Художник неизвестен. Исполнение желаний. Ночной сторож | страница 68



В прихожей было полутемно. Но когда мы вошли в кабинет, я заметил, как изменился он, похудел и как бледен. Лицо заострилось, вертикальные морщины встали над переносицей. Усталый, не очень молодой, он вошел, бросился в шведское кресло, и солнце поползло к нему, отсвечивая в слепой отмели стекла.

— Можно без предисловий? — спросил он и, вздохнув, вытянулся в кресле. — Через полчаса в Отделе опеки начнется заседание. Темный случай, видишь ли! Я не женат, и они сомневаются, будет ли ему у меня лучше, чем у Алексея. Но, знаешь ли, я думаю, что у меня ему будет лучше. Я пригласил свою мать, и она будет возиться с ним днем и ночью… А ты нужен мне как свидетель!

Я развел руками.

— А нельзя ли все-таки с предисловием? Потому что я ничего не понял. Какой Алексей? Какое заседание в Отделе опеки? Неужели над тобой уже хотят учредить опеку? По какому делу я нужен тебе как свидетель? И с кем собирается возиться твоя мать не только днем, но и ночью?

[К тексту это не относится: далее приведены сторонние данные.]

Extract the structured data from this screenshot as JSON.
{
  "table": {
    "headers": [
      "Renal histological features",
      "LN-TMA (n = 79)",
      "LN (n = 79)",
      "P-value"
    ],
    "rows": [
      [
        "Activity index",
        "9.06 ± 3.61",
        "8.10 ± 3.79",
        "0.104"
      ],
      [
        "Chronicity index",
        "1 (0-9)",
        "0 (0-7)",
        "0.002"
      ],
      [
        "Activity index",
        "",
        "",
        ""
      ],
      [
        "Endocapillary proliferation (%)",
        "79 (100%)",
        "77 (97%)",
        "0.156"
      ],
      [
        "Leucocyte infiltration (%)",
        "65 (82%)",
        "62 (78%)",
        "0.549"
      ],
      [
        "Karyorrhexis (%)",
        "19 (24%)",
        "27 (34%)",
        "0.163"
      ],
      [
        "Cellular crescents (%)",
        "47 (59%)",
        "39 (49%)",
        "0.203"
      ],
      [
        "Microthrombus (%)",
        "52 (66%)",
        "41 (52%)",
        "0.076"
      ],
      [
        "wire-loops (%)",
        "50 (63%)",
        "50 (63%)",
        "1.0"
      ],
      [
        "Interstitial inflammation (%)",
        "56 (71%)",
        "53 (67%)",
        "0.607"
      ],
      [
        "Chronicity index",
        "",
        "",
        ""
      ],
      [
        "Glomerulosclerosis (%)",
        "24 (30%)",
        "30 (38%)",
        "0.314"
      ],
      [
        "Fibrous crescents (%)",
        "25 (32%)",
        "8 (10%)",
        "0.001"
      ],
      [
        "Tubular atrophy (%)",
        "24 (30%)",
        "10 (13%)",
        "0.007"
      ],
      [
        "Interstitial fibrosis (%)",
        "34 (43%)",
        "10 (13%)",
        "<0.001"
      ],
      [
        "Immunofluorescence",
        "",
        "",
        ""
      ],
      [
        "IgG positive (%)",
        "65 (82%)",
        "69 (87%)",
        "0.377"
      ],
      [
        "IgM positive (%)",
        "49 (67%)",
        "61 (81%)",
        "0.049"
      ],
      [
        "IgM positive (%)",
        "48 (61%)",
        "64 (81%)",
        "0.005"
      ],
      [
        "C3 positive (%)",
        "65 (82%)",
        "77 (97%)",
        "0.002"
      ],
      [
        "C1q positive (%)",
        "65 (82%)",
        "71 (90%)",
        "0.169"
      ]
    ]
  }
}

Он слушал меня и качался в кресле. Кресло скрипело.

— Сегодня ночью у меня первый раз в жизни была мигрень, — сказал он, — Бабская штука, а? Боюсь, что придется уехать куда-нибудь отдохнуть на две недели. Вот. — Он остановил кресло и бросил передо мной на стол несколько бумаг. — Прочти, и ты сразу поймешь, в чем дело.

Я прочел:


«В Отдел опеки

Я, нижеподписавшийся, гр-н Шпекторов, Александр Львович, настоящим заявляю, что с согласия гр-на Архимедова, Алексея Кирилловича, желаю усыновить его сына, Фердинанда, полутора лет. Прошу присвоить ребенку отчество и фамилию усыновителя».


Я перелистал остальные бумаги: это были справки о социальном положении, о заработке, о составе семьи.

— А ты нужен мне как свидетель, — устало повторил Шпекторов, — ты поедешь со мной и скажешь, что я беру его, потому что у него умерла мать… Ну да, умерла мать, которая была… Которую я очень хорошо знал, и вот теперь из уважения к ее памяти… Или, лучше, просто подтверди, что у меня ему будет лучше, чем у отца.

Он с размаху произнес последнее слово.

— Ну, а Архимедов-то согласен?

Шпекторов положил руки в карманы, скрестив ноги, уставился в потолок.

— Ему все равно, — сказал он, помолчав. — Он на все согласен.


10


Мы спустились по лестнице и как раз подоспели к трамваю. Я так и не спросил у него, что значат эти слова, в которых мне почудились сразу и холодность, и сожаление, — я был уверен, что в ответ он заговорит о другом.

На голову выше всех, он стоял в трамвайной тесноте, взявшись рукой за петлю, и лицо его, бледный очерк которого нёсся в окне, по деревьям и стенам домов, было внимательным и серьезным.